Bayesian neural network with unified entropy source and synapse weights using 3D 16-layer Fe-diode array
Yuanquan Huang, Qiqiao Wu, Tiancheng Gong, Jianguo Yang, Qing Luo, Ming Liu
Abstract
Edge artificial intelligence systems require higher frequency due to intensive computational demands, while most traditional entropy sources decay with frequency. This work shows the physical properties of the Fe-diode devices are ideal for edge systems with high frequencies and dramatic temperature changes. The noise density of Fe-diode can be modified by the amplitude of the read voltage and remains stable at high frequencies and temperature fluctuations.
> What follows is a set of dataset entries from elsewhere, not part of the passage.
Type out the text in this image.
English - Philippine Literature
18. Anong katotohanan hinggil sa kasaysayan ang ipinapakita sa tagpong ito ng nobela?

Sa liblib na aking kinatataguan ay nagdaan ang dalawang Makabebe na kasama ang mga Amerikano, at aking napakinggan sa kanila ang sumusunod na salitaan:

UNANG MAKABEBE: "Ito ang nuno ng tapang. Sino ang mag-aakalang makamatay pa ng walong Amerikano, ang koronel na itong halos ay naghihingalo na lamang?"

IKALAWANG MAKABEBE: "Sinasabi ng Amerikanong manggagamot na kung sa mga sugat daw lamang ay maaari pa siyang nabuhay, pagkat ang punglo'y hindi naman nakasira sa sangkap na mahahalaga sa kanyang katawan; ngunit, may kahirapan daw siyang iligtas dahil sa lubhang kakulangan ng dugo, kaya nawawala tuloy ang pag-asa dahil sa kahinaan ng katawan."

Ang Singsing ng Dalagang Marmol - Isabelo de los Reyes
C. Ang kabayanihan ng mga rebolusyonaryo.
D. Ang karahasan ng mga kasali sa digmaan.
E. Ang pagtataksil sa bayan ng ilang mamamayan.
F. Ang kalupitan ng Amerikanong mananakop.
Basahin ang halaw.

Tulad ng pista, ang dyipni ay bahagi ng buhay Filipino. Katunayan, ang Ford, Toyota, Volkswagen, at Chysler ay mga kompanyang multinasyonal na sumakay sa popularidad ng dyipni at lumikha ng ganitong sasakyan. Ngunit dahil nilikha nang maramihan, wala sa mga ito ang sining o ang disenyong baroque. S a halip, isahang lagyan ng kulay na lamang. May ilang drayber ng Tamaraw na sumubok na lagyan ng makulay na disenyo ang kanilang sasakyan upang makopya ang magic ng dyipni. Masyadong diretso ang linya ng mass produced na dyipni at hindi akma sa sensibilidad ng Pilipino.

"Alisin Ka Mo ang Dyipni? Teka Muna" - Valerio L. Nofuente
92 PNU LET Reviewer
A Bayesian neural network with Fe-diode devices is experimentally implemented in high-speed, high-density silicon-based chips. This hierarchical Bayesian neural network is demonstrated on 3D 16-layer Fe-diode array based on unified entropy source and 4-state synapse. Properties including high area efficiency, wide working temperature range, low energy in-situ training, high recognition accuracy are finally achieved. Edge AI systems require high-frequency, temperature-stable entropy sources, which traditional sources fail to provide. Here, the authors experimentally demonstrate a 3D 16-layer Fe-diode array that achieves high efficiency, low energy consumption, and high recognition accuracy.